The program reflects $650 million in cuts to the highways and $880 million in reductions to rail and transit. CTB says the highway declines are largely a result of continued state and federal revenue shortfalls, while the transit and rail declines are mainly attributed to the transfer of $776 million in Dulles Corridor Metrorail Project funding to the Metropolitan Washington Airports Authority.

“The commonwealth is facing a crisis in transportation funding,” says Pierce R. Homer, Virginia secretary of transportation. “These drastic reductions reflect our ongoing challenge to meet federal obligations and state maintenance needs while experiencing drastic declines in state and federal revenues. We are fortunate to have been able to maintain our rail and transit programs and services.”

VDOT will reduce the total number of rest areas it operates from 42 to 23, electing to retain six rest areas initially slated to close; these include four facilities along the Interstate 81 corridor (Radford south, Ironto north, Fairfield south and New Market north) and two truck-only facilities in Dale City in Northern Virginia. VDOT says these changes represent $9 million in annual savings.

The department will address truck parking concerns by retaining the two I-95 Dale City truck-only facilities and replacing the “two-hour” commercial parking rule in rest areas with “no overnight parking.” VDOT says this will allow truck drivers to better manage their mandated 10-hour rest periods so long as they do not park in any facility from dusk through dawn within any 24-hour period. VDOT says it will replace 225 truck parking spaces lost to facility closures by reconfiguring parking lots at some remaining facilities.

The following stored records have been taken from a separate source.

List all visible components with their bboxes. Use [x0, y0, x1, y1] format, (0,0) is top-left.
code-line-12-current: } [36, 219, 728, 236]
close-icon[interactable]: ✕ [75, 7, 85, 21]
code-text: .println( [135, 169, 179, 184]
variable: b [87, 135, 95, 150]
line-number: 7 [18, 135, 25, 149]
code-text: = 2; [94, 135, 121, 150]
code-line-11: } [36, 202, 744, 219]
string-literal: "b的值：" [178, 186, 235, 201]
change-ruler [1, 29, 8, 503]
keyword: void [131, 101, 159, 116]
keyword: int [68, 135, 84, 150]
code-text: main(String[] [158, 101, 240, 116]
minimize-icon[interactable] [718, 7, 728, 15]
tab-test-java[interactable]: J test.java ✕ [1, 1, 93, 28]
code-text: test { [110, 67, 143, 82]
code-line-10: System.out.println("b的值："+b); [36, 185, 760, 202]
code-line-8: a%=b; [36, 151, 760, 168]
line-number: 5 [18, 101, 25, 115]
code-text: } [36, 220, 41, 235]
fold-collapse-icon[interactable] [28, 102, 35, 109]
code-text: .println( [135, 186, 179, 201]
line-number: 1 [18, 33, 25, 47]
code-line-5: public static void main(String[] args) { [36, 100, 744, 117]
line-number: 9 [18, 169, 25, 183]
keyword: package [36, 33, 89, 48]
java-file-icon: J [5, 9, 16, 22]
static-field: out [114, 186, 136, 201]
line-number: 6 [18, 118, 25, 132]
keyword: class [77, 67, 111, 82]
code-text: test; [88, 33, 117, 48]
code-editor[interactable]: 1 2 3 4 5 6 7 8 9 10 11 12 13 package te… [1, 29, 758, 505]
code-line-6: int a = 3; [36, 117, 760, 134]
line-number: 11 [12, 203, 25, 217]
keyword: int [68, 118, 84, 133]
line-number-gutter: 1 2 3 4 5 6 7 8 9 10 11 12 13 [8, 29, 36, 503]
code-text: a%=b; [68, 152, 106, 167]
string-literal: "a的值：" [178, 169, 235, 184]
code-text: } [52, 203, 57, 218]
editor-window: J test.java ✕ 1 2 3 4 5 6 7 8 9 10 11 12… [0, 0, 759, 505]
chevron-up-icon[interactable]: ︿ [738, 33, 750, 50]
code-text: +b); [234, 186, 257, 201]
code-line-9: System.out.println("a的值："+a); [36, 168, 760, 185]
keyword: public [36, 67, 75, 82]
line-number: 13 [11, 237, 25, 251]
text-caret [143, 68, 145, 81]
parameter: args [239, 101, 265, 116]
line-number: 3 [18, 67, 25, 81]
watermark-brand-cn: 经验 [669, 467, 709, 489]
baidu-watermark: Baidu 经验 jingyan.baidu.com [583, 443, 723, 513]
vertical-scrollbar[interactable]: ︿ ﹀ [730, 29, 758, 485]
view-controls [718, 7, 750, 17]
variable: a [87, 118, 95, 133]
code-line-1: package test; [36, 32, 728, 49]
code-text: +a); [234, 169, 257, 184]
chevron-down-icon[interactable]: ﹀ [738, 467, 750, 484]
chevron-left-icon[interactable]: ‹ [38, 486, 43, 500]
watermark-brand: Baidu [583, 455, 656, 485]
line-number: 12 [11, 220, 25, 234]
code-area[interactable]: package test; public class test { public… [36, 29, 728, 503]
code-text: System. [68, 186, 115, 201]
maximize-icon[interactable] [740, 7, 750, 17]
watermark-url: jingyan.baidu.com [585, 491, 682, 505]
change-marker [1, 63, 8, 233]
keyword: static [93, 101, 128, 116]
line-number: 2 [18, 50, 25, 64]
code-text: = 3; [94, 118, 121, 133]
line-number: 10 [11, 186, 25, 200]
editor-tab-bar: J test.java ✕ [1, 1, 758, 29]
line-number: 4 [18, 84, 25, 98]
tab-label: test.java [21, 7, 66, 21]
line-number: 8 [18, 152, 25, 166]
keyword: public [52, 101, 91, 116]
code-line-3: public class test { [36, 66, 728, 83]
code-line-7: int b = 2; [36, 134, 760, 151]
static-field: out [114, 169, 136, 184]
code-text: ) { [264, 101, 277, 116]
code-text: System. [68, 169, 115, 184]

VDOT also outlined the final listing of planned facility closures, including 15 VDOT field administrative units – called residencies – and streamlining equipment shops, materials labs and operations centers. These closures will begin this year as the agency reconfigures its operations to reflect long-term reductions in the number of construction projects, workload, staffing and equipment needs.

“These are not easy decisions to make,” says David. S. Ekern, VDOT commissioner. “It is a sobering reality that we cannot balance our budget with the drastic reduction to the construction program. We must also scale back on services to motorists. Even with these sacrifices, we still face the need for a significant reorganization that will shrink VDOT’s staffing by 1,000 full-time and 450 part-time employees.”

The commonwealth says it will continue to pursue federal legislation changes necessary to allow future rest area commercialization, currently prohibited by law.